The NFL has always been a league of brutal hits and violent stars waiting to hand them out each week, but in the end, violence is a part of humankind.
It comes from that base, rough, primitive place that has allowed Homosapiens to evolve for thousands of years. Our ability to reason and communicate with one another largely is the reason we haven’t managed to annihilate our entire species, although we’ve tried.
Interestingly, African and Greek wrestling, Roman gladiators and in recent times pro football players, have allowed us a luxury that comes with civilization. Sport allows us the decency to secretly enjoy our most boorish traits, while being able to keep our couth and largely our humanity intact.
Football is one of the bi-products from our violent existence as humans. As Commissioner Goodell stated domestic abuse is not an NFL problem, as much as it is a societal problem that has dogged us as long as we’ve existed.
Furthermore, as the collective consciousness is shocked and shrinks against itself, we redefine who we are as group.
To somehow believe we’ve reached the 21st Century of our existence without our violent tendencies is not only a fallacy, but spinning such a yarn may be the douchiest thing we’ve ever observed.
Don’t believe me?
Ask the generations before us about how men treated their wives and relatives.
It’s shouldn’t be shocking – women have only had the right to vote in our society for about a century and still labor under a concept that they are only worth .77 cents to a white male’s dollar.
And as for children and discipline, I only wish Adrian Peterson invented the use of the switch, the belt or just plain our open hands or closed fists.
Children have always been disciplined with the understanding that they should be seen and not heard. In addition, we all know the Christian Bible teaches: “spare the rod and spoil the child.”
This is not exactly new to humans and certainly, despite how many new wave philosophies we espouse, most of us dealt with whippings, beatings and other forms of punishment until perhaps the last 40-years.
Adrian Peterson is not a monster. He’s a muscle-bound athlete who wrongly disciplined his child into a trauma center. He should be fined or suspended, but not wished into the cornfield. To do so is yet another level of douchiness and hypocrisy that shows not only this society’s short memory, but our hubris.
The problems of domestic violence and child abuse are topics that deserve time in the media spotlight, but the Goodell dog and pony show of 2014 proves the NFL needs direction in shaping the message. By having several shifting sets of rules it is obvious Goodell is an opportunist only concerned about making points to appease or attract new fans.

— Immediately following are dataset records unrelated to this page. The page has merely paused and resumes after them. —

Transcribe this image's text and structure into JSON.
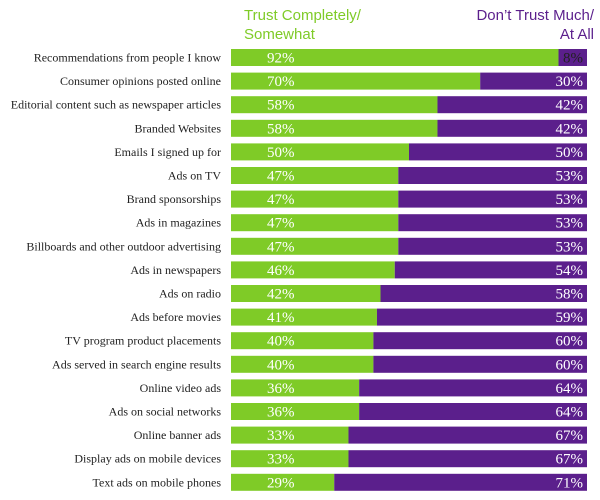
{
  "legend": {
    "trust_line1": "Trust Completely/",
    "trust_line2": "Somewhat",
    "distrust_line1": "Don’t Trust Much/",
    "distrust_line2": "At All"
  },
  "colors": {
    "trust": "#7fcb27",
    "distrust": "#5b1f8c"
  },
  "chart_data": {
    "type": "bar",
    "orientation": "horizontal-stacked-100",
    "categories": [
      "Recommendations from people I know",
      "Consumer opinions posted online",
      "Editorial content such as newspaper articles",
      "Branded Websites",
      "Emails I signed up for",
      "Ads on TV",
      "Brand sponsorships",
      "Ads in magazines",
      "Billboards and other outdoor advertising",
      "Ads in newspapers",
      "Ads on radio",
      "Ads before movies",
      "TV program product placements",
      "Ads served in search engine results",
      "Online video ads",
      "Ads on social networks",
      "Online banner ads",
      "Display ads on mobile devices",
      "Text ads on mobile phones"
    ],
    "series": [
      {
        "name": "Trust Completely/ Somewhat",
        "values": [
          92,
          70,
          58,
          58,
          50,
          47,
          47,
          47,
          47,
          46,
          42,
          41,
          40,
          40,
          36,
          36,
          33,
          33,
          29
        ],
        "labels": [
          "92%",
          "70%",
          "58%",
          "58%",
          "50%",
          "47%",
          "47%",
          "47%",
          "47%",
          "46%",
          "42%",
          "41%",
          "40%",
          "40%",
          "36%",
          "36%",
          "33%",
          "33%",
          "29%"
        ]
      },
      {
        "name": "Don’t Trust Much/ At All",
        "values": [
          8,
          30,
          42,
          42,
          50,
          53,
          53,
          53,
          53,
          54,
          58,
          59,
          60,
          60,
          64,
          64,
          67,
          67,
          71
        ],
        "labels": [
          "8%",
          "30%",
          "42%",
          "42%",
          "50%",
          "53%",
          "53%",
          "53%",
          "53%",
          "54%",
          "58%",
          "59%",
          "60%",
          "60%",
          "64%",
          "64%",
          "67%",
          "67%",
          "71%"
        ]
      }
    ],
    "xlim": [
      0,
      100
    ]
  }
}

Although the testimonies and commercial spots for nomore.org may be a good start towards addressing a glaring problem for athletes and men, more consistent efforts from historic organizations will be the only way to set a tone of defiance against domestic violence. At the end of the day, the NFL is composed of men playing for a historically violent league and playing an openly violent game and no Madison Avenue campaign will change that reality.
So, NFL this one goes out to you and your new self-righteous attitude about the violence you’ve profited from and that of which you have swept under countless rugs for almost a century.
Don’t vilify these athletes. Help them to be better people and you athletes stop beating folks, you’re too strong and too good at your job. By the way, after you’ve decided how many millions you’re going to pay the former athletes who have sustained injury from their craft, pick up our trophy – you’re Boom Bap Radio’s September 2014 Douchey McDouche Bag Award winner.
You arrogant, short of memory, violent – douche bags!